ABSTRACT A new land surface hydrological parameterization for atmospheric General Circulation Models is introduced. The model incorporates physically-based relations for the partitioning of atmospheric energy and moisture forcing. Using statistical-dynamical derived-distribution techniques, closed-form and computationally-efficient expressions are developed for the inclusion of subgrid-scale spatial variability into parameterizations for atmospheric models. Numerical experiments with a General Circulation model show improved water balance estimates.

INTRODUCTION

Atmospheric General Circulation Models (GCMs) integrate the relevant conservation and state equations over grids (in the case of models using finite-difference schemes) or up to wave-numbers (in the case of models using spectral-solution techniques) that explicitly resolve processes whose dynamics occur at spatial scales on the order of hundreds of kilometres or larger.

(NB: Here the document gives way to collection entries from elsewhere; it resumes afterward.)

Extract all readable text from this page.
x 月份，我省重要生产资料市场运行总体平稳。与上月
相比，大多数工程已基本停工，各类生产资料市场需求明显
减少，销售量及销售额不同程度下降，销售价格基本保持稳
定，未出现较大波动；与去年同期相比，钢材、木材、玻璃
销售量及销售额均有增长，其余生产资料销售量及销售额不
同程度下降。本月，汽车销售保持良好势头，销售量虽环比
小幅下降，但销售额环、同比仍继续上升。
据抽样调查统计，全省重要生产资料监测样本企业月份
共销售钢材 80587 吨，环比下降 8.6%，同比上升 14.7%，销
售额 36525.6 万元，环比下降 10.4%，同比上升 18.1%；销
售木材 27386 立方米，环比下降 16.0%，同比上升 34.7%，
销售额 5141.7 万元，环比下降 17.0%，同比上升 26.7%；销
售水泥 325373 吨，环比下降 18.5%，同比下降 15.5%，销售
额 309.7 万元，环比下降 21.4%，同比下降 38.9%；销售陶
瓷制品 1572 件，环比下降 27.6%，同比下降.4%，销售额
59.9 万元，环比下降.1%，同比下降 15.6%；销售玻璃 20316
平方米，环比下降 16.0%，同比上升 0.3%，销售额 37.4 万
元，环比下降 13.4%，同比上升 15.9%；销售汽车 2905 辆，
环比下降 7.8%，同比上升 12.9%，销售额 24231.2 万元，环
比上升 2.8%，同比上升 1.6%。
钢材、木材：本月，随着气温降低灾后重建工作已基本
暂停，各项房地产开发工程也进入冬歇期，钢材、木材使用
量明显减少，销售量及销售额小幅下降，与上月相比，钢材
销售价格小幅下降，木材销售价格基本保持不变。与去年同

All physical processes whose characteristic scales are smaller are therefore either only implicitly represented or parameterized within the GCM. Radiative heating and cooling, turbulent diffusion, local convection, water phase transitions and hydrological processes are all examples of processes that are critical in the forcing of atmospheric motions, yet they are only parameterized in GCMs. The capability of GCMs of reproducing regional features of the climatic system and of capturing the significant feedbacks and interactions is thus partially dependent on the realism with which these physical processes are represented within the numerical model. In this paper the focus is on one of these processes, namely the land surface hydrology. As with other physics components in GCMs, the land surface hydrology is designed to capture the effective response of a system that depends on processes at a considerably finer scale than that of the GCM dynamics.